On a side note, if someone declares themselves a non-smoker at open enrollment and then takes up smoking during the year, and the employer's program requires that the employee loses the discount, does that premium cost increase trigger, assuming the plan terms provide for it, the ability to make a corresponding change in the participants 125 election under the cafeteria plan regulations? what do you think?
ERISAatty
My understanding is that a modest cost to participants would be considered "reasonable." Of course, if someone complained, you would have to defend the position that the amount employees pay is "reasonable." In what I personally have seen so far, employers are picking up all, or all but a token amount, of the cost for these programs.

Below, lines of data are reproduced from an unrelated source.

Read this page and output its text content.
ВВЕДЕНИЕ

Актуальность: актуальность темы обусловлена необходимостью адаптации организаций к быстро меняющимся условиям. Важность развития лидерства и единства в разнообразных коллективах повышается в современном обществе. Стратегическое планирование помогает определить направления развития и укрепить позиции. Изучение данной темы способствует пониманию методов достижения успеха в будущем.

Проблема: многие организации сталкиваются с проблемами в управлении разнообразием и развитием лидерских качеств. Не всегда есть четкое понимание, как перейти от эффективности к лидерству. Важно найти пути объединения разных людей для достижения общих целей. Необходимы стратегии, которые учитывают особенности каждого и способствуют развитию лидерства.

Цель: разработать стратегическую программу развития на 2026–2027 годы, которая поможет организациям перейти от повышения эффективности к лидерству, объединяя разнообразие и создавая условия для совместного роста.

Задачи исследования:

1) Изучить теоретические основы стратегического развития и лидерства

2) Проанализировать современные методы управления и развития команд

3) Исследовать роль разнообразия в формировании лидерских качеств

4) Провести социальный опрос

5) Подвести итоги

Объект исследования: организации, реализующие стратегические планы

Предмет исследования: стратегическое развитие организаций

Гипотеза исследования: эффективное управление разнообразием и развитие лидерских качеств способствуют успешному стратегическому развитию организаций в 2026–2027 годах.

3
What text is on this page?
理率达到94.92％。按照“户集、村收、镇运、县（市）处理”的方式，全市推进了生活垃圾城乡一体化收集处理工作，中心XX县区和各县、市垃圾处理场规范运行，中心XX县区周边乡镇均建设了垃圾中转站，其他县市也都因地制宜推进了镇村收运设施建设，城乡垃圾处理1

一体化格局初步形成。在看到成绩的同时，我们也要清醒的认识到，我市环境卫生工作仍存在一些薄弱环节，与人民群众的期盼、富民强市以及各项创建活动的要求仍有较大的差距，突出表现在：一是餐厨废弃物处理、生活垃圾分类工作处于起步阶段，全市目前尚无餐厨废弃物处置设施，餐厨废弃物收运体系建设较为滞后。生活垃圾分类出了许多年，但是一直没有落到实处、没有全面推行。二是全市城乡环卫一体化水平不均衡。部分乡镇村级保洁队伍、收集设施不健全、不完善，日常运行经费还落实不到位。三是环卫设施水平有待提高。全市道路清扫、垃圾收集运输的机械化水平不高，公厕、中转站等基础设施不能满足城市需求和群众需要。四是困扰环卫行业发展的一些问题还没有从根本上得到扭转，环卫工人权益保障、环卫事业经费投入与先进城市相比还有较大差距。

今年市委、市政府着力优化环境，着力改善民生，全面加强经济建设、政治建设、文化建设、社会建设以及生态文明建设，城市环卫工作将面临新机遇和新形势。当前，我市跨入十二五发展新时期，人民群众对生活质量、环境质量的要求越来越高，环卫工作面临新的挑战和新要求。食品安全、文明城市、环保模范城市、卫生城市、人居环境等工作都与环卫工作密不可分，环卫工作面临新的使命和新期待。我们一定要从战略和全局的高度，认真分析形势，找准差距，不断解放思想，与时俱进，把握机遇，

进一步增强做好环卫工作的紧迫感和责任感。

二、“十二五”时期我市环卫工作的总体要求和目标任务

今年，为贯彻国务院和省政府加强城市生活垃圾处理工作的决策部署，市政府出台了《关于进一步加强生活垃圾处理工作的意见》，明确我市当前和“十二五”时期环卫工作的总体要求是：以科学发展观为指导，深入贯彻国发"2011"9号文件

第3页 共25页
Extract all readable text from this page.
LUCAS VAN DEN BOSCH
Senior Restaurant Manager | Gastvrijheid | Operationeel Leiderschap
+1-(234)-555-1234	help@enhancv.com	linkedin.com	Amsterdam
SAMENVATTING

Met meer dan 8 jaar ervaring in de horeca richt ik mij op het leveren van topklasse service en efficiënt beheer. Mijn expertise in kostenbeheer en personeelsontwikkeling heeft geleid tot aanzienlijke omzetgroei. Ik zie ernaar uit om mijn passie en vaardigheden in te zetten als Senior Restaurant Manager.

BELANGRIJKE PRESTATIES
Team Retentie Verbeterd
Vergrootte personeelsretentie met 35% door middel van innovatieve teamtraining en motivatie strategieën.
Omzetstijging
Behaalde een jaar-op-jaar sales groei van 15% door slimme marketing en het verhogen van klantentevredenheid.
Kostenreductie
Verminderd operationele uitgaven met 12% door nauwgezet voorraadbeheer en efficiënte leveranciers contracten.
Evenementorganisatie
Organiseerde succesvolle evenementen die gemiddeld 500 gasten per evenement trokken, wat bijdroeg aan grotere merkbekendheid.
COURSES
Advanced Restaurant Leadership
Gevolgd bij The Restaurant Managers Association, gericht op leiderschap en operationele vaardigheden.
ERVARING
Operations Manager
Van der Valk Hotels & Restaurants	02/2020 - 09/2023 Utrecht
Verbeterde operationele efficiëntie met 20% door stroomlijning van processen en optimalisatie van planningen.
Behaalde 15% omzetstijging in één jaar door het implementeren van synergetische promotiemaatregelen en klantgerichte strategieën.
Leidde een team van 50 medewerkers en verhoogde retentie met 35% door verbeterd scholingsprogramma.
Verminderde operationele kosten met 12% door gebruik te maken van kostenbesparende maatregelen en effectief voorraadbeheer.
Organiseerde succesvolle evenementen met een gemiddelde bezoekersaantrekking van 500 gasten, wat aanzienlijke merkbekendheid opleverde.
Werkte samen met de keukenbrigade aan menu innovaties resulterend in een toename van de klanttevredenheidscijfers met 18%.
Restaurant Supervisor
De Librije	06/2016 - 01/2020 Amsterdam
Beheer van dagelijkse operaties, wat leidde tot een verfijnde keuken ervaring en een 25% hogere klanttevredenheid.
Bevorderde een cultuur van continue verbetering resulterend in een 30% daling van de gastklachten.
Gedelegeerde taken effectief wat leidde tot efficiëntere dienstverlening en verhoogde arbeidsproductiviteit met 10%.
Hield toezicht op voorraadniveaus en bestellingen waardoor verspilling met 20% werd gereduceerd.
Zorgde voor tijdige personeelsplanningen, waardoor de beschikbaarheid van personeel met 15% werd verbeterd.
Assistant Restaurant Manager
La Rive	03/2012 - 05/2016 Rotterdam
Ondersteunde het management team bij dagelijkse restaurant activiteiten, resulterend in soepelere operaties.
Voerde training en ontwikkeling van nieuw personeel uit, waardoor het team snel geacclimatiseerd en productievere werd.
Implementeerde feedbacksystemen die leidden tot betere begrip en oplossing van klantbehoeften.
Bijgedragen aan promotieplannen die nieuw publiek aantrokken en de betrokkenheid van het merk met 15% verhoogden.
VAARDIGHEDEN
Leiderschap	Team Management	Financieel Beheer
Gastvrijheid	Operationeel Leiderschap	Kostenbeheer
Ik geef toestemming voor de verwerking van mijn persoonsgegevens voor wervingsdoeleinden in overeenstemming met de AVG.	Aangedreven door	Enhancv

Your questions about whether a premium change (as a result of smoking) would trigger the right to make a cafeteria election change is governed by Treasury Regulation 1.125-4(f)(2). It is arguable that such an event might allow a change in status election, but remember that this regulation does not REQUIRE the plan to allow such election changes. The plan sponsor gets to choose whether they offer a change to change election.

You should review that regulation and see how it applies to your specific facts. First, it requires the cost change to be "significant." I don't know how much the change would be, but you need to consider whether you could defend it as significant. Second, if someone starts smoking under your wellness plan in a way that affects health premiums, do you really want to make it easier for them to make an election under the cafeteria plan? Doesn't that take away some of the incentive to stick with the wellness plan? I would discuss these issues with either a local benefits attorney, or a third-party plan administrator, in order to reach the correct conclusion for your situation.